Quem pode ser professor do AEE

Esse é o ponto que mais mudou recentemente. O art. 13 do Decreto nº 12.686/2025, na redação dada pelo Decreto nº 12.773/2025, exige do professor do AEE formação inicial que o habilite ao exercício da docência e formação continuada para a educação especial inclusiva com carga horária de, no mínimo, 360 horas.

A redação original do decreto pedia "preferencialmente" 80 horas. A troca de "preferencialmente 80" por "no mínimo 360" transforma um item de plano de formação em um projeto de rede, com custo e prazo.
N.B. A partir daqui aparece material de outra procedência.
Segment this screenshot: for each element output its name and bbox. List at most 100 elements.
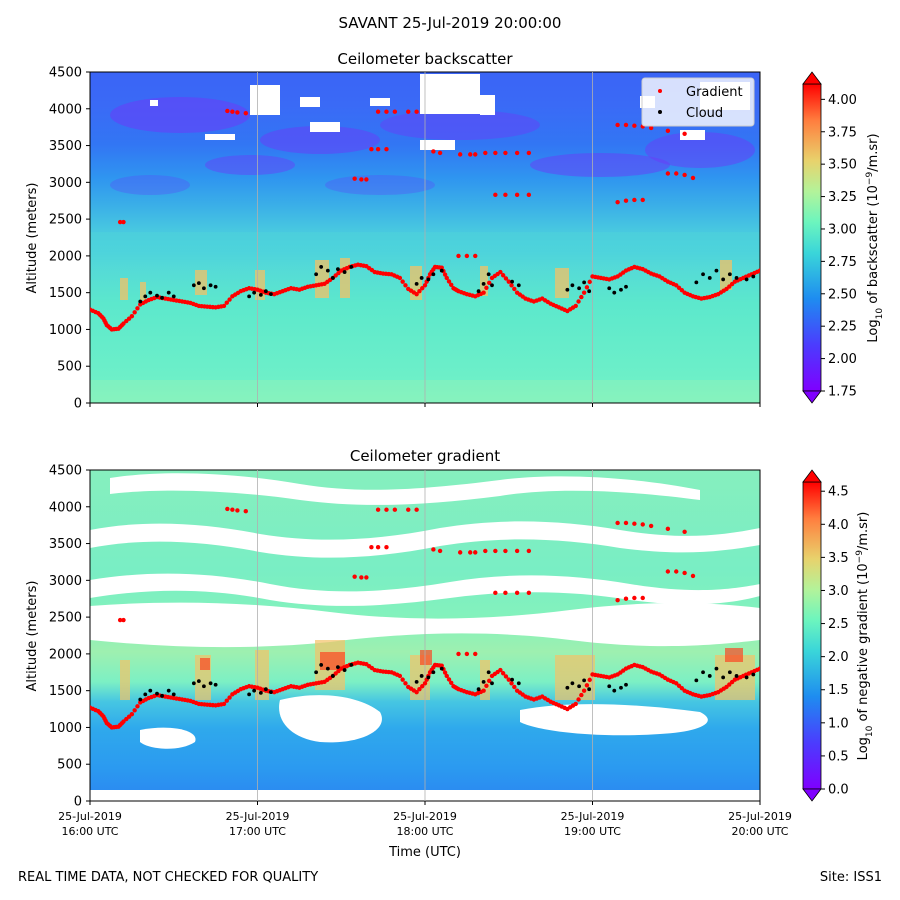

Os critérios serão detalhados em ato do Ministro de Estado da Educação, e o parágrafo único prevê colaboração da União com estados e municípios para prover a formação em serviço.

O AEE não funciona sozinho

O risco mais comum de uma sala de recursos bem montada é o isolamento: o professor do AEE atende no contraturno, o professor regente não sabe o que foi trabalhado, e o estudante vive duas escolas paralelas.

O decreto trata isso como função do plano: o art. 12, §2º diz que o PAEE e o PEI orientam o trabalho na sala de aula comum, o trabalho no âmbito do AEE, as atividades colaborativas na escola e as ações de articulação intersetorial. E o art. 7º determina que o AEE seja integrado ao projeto político-pedagógico do estabelecimento, com participação da família e do estudante.

Traduzindo para a rotina: precisa existir hora combinada para o professor do AEE e o professor regente conversarem, e o plano precisa estar acessível a quem está na sala comum.

Normas citadas neste guia

Cada afirmação sobre legislação neste texto foi conferida no documento oficial.

Dúvidas frequentes

Perguntas frequentes

As dúvidas que mais aparecem sobre este tema.

O AEE é a mesma coisa que sala de recursos multifuncionais?

Não exatamente. O AEE é o serviço; a sala de recursos multifuncionais é o espaço onde ele acontece preferencialmente. O mesmo serviço pode ser ofertado, excepcionalmente, em Centro de AEE da rede pública ou de instituição conveniada.

O aluno precisa de laudo para ser atendido no AEE?

Não. A Nota Técnica MEC/SECADI nº 04/2014 afirma que o laudo é documento complementar, não obrigatório, e que o direito à educação não pode ser cerceado pela exigência de laudo médico. O que identifica o estudante como público da educação especial é o estudo de caso, de natureza pedagógica.

O AEE acontece no mesmo turno da aula?

Preferencialmente no turno inverso, para não retirar o estudante da sala comum. Retirar o estudante da aula regular para o AEE contraria a lógica da política, já que o atendimento é complementar à escolarização e não substitutivo.

Escola particular é obrigada a oferecer AEE?

A Lei nº 13.146/2015 obriga as instituições privadas a garantir condições de acesso e permanência ao estudante com deficiência, incluindo os recursos necessários, e proíbe expressamente a cobrança de valores adicionais das famílias por esses serviços. A forma de organização varia, mas a obrigação de eliminar barreiras alcança a rede privada.

Quantos atendimentos por semana o estudante deve ter?

Não há número fixo na norma federal. A organização do tipo e do número de atendimentos cabe ao professor do AEE, a partir do estudo de caso e do plano do estudante, e deve constar do cronograma registrado pela escola.